News Local

Activist warns of nearby nuke risk

BOB MACKIN, QMI AGENCY

Radioactive clouds from Washington State spread into southeastern B.C. during the once-secret Hanford nuclear complex's heyday and a Seattle activist worries it can happen again if a megaquake hits.

"They were able to cover up the fact they were spewing out staggering amounts into our environment, air, water and soil and Canada was certainly impacted by that," said Hanford Challenge executive director Tom Carpenter.

Hanford opened in World War II to convert uranium to plutonium for nuclear bombs, such as the one that killed 73,000 in Nagasaki, Japan, in August 1945. Production stopped in 1987 but the cleanup could continue through mid-century.

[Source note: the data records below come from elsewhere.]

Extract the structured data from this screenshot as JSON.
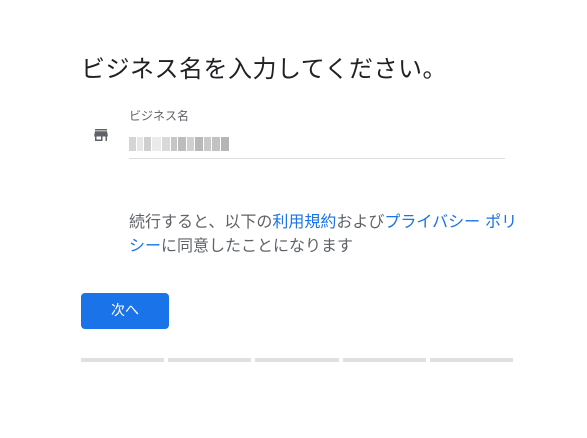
{
  "page": {
    "title": "ビジネス名を入力してください。"
  },
  "business_name_field": {
    "label": "ビジネス名",
    "icon": "store-icon"
  },
  "terms": {
    "prefix": "続行すると、以下の",
    "terms_link": "利用規約",
    "middle": "および",
    "privacy_link": "プライバシー ポリシー",
    "suffix": "に同意したことになります"
  },
  "actions": {
    "next_label": "次へ"
  },
  "progress": {
    "total_steps": 5,
    "completed_steps": 0
  },
  "colors": {
    "accent": "#1a73e8",
    "text_primary": "#202124",
    "text_secondary": "#5f6368",
    "divider": "#dadce0",
    "progress_track": "#e0e0e0"
  }
}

Washington's only active nuclear power plant, however, opened in nearby Richland in 1984. Carpenter said the Columbia Generating Station and Japan's quake-and-tsunami hit Fukushima Daiichi are both boiling water reactors where spent fuel is held above ground.

"In Japan the roof blew out and blew off the building and exposed the fuel pool to the air."

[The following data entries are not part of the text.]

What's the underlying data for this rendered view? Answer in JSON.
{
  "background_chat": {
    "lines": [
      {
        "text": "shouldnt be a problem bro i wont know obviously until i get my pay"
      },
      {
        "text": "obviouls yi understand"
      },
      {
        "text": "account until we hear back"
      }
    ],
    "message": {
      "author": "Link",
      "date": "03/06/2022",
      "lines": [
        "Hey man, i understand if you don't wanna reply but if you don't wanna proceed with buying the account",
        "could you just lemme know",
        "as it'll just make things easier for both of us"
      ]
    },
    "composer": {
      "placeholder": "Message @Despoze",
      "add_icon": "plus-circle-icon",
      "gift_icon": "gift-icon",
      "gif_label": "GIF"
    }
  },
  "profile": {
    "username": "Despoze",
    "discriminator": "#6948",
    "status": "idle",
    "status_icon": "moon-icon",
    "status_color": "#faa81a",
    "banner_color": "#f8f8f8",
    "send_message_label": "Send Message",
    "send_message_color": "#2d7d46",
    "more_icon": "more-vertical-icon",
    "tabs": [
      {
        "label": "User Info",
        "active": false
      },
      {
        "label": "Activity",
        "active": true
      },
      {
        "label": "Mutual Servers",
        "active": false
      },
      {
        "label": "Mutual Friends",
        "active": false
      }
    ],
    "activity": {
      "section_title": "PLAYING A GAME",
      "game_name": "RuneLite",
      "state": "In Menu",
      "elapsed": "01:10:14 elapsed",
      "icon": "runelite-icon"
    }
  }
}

Columbia - 540 kilometres from Vancouver - supplies 6.3 per cent of Washington's power and is supposed to survive a 6.9 magnitude quake. During the year ended Sept. 30, there were 210 local earthquakes. The biggest were 3.0 magnitude events on Feb. 4 and May 8.

Hanford is storing 177 underground tanks containing 200 million litres of nuclear waste. Carpenter claims a third of the tanks have leaked and he fears a megaquake would make it worse.